Serious question: Does Beyoncé wake up every morning and ask herself, “How can I casually make history yet again?”
As of this spring, she will be the first woman of color to headline Coachella. EVER. She is also the first woman in ten years to headline the festival (the last woman to headline was Bjork in 2007).
This news marks a significant shift for the notoriously male-dominated Coachella lineup. Last April, The Los Angeles Times wrote an article titled “Coachella: Plenty of Bros, But Where Are the Female Headliners?” They noted that out of last year’s 167 acts, fewer than a quarter were female artists or groups fronted by women. Andi Zeisler, a former music columnist and author of “We Were Feminists Once,” makes a great point about why this ratio is both problematic and ironic: “Coachella is marketed so explicitly to young women as this place where you can go, dress up, and it’s all about aesthetics and young cute celebrities. There is this real chasm between how it’s marketed to women in this very superficial way and how it approaches female musicians.”
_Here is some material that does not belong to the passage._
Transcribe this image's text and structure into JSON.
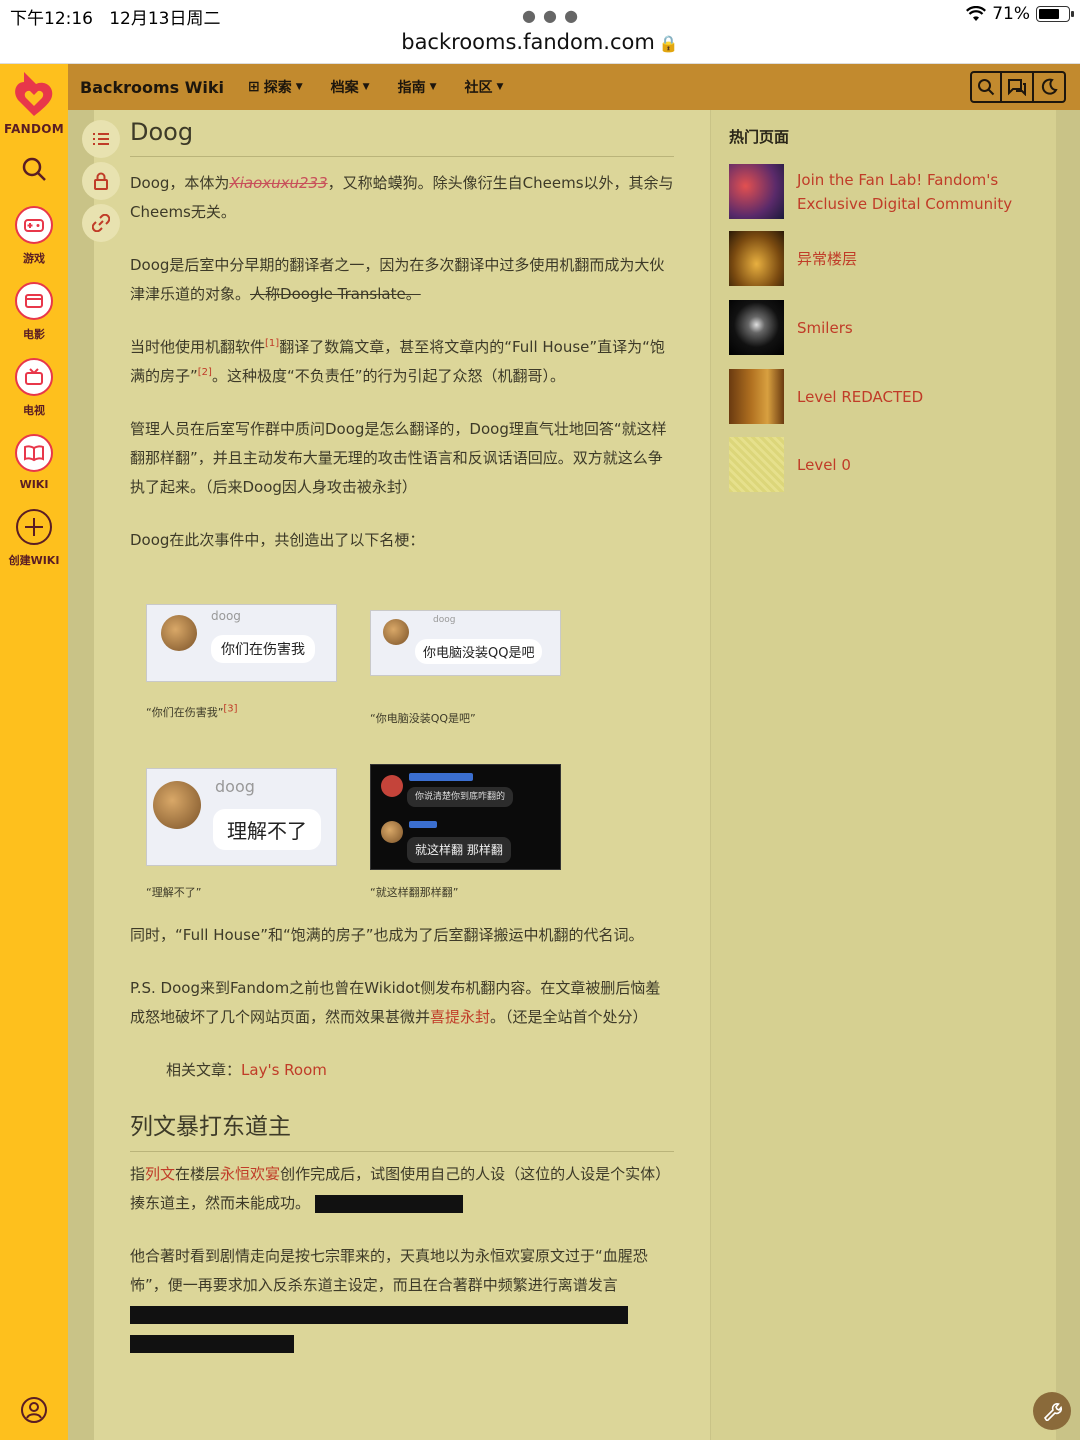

The absence of female performers at Coachella is also literally at odds with the audience; according to a 2015 Nielson report, women typically outnumber men at music festivals.
Despite this statistic, I will confess that I have personally only attended one music festival (Governor’s Ball), and I was miserable from start to finish. Here is a list of things I found problematic about the experience:
The “Valencia” Instagram filter.
The idea of not being at home, in my own bed, watching Gilmore Girls.
I know I’m not the only one who feels this way. But now my fellow scrooges and I have to eat our hats (flower crowns), because Beyoncé headlining changes everything. She is probably the only performer on the planet who could make standing for hours in the middle of a desert seem like the best idea since some genius thought of putting avocado on toast.
What do you think? Are you tempted? I sure am.